Étant donné que plus de 99,9999 % du volume de la matière est constitué de vide, c’est précisément la réunification des échelles de la densité d’énergie du vide qui entraîne l’unification des échelles de la matière (des atomes aux trous noirs cosmologiques et à l’univers lui-même). Puisque Haramein a commencé par unifier la matière à l’échelle cosmologique (les trous noirs) et quantique (le proton) en utilisant un rapport holographique Φ qui contient la proportion entre les fluctuations du vide qui labourent la surface et celles qui remplissent le volume du système considéré (dans ce cas, le proton et l’Univers), et qu’il a découvert que leur masse et leur gravité émergeaient de cette relation fondamentale entre les fluctuations du vide de la surface et du volume, il était donc évident que la même vue réconcilierait les densités d’énergie du vide aux deux échelles.

Art par Sara Shakeel

Pendant ce temps, les théories physiques actuelles du courant dominant ont été incapables de relier ces échelles, même si elles utilisent du matériel et des logiciels ultra-sophistiqués.
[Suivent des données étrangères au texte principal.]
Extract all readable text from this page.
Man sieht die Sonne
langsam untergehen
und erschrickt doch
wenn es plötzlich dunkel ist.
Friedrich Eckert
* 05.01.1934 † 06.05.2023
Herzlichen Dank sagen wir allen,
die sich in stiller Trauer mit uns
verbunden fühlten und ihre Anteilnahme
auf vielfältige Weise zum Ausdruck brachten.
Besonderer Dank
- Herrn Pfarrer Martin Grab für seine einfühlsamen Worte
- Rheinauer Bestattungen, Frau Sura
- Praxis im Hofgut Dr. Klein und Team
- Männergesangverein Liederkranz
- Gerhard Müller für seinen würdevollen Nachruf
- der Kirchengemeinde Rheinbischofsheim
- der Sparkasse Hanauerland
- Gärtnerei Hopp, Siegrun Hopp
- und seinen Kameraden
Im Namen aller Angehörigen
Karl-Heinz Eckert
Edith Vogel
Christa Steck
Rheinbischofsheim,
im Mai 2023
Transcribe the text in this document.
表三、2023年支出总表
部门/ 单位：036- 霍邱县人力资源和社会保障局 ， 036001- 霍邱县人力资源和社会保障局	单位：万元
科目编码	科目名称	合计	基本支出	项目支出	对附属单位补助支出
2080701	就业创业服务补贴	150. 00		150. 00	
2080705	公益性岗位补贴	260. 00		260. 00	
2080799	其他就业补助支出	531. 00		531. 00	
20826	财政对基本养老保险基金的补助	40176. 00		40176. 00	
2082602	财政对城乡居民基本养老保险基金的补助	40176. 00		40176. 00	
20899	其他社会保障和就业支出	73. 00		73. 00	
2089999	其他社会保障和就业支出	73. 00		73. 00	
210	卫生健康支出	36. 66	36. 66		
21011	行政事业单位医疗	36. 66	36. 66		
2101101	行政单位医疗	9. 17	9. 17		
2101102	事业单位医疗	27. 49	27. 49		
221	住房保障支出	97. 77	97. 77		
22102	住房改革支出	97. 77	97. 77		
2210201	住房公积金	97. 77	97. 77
Cela est dû au fait que le seul lien qui pourrait relier toutes les échelles est l’espace, le vide. Négliger l’espace, c’est comme négliger le café dans l’exemple d’une tasse de café lorsqu’on y ajoute un peu de lait, en s’attendant à ce que le lait explique toute la dynamique et les comportements de l’ensemble du système. C’est impossible !

Tous les trous noirs tournent, car le spin n’est pas une propriété du lait, mais du vide lui-même, et voir le lait, tout comme voir une spirale de galaxie, révèle la dynamique du café.